Save the Last Dance

Thomas Carter

BY James LuscombePublished Nov 17, 2016

In the new MTV-produced feature film, "Save the Last Dance," Julia Stiles learns to dance hip-hop, and her character, Sara, is a former ballet dancer so her moves are sort of a weird, but fascinating amalgam of styles. She maintains that white-girl self-consciousness that favours grace and symmetry over sexy abandon. This is indicative of the tepid, hedge-your-bets nature of this movie, an interracial romance that tries so hard not to ruffle any feathers, it even manages to neuter the urban dance scene. Well, if I were paying the $11.50 to see a movie about Julia Stiles (the thinking man's hottie) learning to, as they say, "bust a move", then I'd damn well want to see her work it like Rosie Perez in the title sequence of Do the Right Thing. Well, no such luck. Stiles may be the best thing about this movie, but in terms of her career she's simply gone from doing ersatz Shakespeare ("10 Things I Hate About You," Almereyda's "Hamlet") to ersatz hip-hop.
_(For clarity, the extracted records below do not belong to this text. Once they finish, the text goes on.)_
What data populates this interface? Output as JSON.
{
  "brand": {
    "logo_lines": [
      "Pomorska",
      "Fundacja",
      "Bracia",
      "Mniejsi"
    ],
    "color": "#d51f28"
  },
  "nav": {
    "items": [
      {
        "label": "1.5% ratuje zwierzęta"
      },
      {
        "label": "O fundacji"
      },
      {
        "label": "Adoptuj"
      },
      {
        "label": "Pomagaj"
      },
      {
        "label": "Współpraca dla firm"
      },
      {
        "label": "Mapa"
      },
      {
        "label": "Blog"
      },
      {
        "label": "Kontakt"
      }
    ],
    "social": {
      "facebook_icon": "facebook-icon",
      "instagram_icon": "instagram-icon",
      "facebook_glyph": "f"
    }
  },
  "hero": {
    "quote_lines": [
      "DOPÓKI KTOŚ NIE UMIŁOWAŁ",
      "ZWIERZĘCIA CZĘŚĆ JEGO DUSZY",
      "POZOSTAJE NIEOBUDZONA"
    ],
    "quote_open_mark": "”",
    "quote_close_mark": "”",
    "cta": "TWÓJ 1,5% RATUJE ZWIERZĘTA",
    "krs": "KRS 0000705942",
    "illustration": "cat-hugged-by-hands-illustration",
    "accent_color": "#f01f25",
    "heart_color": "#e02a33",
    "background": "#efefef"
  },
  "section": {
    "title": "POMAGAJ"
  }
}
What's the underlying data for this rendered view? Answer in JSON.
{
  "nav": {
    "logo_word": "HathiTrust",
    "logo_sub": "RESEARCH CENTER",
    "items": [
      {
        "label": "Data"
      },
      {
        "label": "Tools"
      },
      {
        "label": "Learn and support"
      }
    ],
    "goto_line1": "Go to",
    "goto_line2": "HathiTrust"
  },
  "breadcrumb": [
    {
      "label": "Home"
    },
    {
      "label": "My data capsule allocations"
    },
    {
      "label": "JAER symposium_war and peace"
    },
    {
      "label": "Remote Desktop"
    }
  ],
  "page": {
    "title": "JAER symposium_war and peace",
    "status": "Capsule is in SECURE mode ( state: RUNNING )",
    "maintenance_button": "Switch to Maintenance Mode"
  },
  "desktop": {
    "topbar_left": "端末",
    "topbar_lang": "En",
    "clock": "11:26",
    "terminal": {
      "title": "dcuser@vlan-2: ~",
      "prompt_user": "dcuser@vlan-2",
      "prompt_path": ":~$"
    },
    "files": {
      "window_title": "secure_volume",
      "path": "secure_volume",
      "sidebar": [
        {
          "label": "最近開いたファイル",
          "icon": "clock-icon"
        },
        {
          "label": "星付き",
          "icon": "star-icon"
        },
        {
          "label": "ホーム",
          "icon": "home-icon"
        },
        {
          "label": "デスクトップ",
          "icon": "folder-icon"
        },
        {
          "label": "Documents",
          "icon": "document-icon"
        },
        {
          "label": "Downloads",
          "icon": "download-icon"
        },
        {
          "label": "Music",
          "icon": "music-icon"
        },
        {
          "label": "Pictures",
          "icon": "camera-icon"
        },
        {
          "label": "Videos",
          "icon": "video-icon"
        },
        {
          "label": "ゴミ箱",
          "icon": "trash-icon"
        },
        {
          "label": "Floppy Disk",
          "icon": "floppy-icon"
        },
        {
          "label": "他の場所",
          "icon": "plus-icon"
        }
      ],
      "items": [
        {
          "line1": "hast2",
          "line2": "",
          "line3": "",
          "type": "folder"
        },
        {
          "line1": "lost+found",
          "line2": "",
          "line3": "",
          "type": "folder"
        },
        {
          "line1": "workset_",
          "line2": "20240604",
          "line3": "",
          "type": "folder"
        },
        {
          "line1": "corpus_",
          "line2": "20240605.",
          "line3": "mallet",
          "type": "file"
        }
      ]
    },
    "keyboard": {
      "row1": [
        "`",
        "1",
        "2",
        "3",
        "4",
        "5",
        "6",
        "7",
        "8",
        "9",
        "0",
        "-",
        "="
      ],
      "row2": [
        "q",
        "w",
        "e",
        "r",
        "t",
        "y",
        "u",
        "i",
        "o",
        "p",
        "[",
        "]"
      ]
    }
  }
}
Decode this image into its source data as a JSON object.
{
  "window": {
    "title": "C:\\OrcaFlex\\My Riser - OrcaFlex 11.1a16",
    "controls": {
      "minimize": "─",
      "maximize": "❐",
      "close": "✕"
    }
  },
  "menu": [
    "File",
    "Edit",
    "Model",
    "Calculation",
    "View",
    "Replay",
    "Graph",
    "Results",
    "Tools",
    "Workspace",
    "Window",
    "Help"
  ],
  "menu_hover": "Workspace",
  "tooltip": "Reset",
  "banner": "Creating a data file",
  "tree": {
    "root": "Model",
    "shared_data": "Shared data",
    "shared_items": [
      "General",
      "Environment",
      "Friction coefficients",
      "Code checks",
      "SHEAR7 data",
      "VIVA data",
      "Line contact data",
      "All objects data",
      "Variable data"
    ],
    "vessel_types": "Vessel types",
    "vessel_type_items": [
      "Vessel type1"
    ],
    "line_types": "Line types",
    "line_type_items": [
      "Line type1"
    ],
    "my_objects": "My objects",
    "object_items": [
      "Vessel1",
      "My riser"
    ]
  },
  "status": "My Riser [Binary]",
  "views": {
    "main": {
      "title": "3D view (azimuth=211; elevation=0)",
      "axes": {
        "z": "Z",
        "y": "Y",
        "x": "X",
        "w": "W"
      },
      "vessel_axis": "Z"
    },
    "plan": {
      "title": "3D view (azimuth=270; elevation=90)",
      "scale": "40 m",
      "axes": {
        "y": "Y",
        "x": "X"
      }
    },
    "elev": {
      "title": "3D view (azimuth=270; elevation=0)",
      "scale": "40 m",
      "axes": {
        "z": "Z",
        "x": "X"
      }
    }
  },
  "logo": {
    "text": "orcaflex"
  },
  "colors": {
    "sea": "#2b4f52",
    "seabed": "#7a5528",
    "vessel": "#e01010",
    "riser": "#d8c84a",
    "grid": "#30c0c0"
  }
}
The director, Thomas Carter ("Swing Kids"), and his screenwriters, Duane Adler and Cheryl Edwards, play it safe to the point of sucking the life out of every character and conflict. My ears perked up initially when Sara, (conspicuously white in an all-black classroom) gets into an argument with her soon-to-be boyfriend, Derek (Sean Patrick Thomas) about the literary merits of Truman Capote verses Richard Wright or James Baldwin. But Derek's role in the film is to serve as the archetypal Sidney Poitier figure - non-threatening to suburban mall audiences, and admirable to a fault. (He spends most of the movie looking purposefully into Sara's eyes and encouraging - "You can do anything you want if you just believe in yourself!"). He might as well have "positive role model" tattooed on his forehead.

"Save the Last Dance" had great potential to be a fish-out-of-water comedy, but it plays it safe as a romantic drama, throwing in warmed over elements from "Boyz N the Hood" that feel more obligatory than dramatic. The filmmakers seem to be looking for a pat on the back for every "issue" they raise (illegitimate children, gang violence, absent fathers, intolerance of interracial relationships), but they're also quick to deflate or dismiss these issues right after they raise them. What this movie needed was a sense of looseness and fun with the subject matter, and there's one hilarious scene that points in that direction. When Derek walks Sara home for the first time he tries to suss out her feelings for him by asking, "So are you gonna bust a cap in my ass if I come doggin' at your doorstep again?" Her sweetly sincere response bridges the cultural gap and defines it: "No… I'd never… bust a cap in your ass."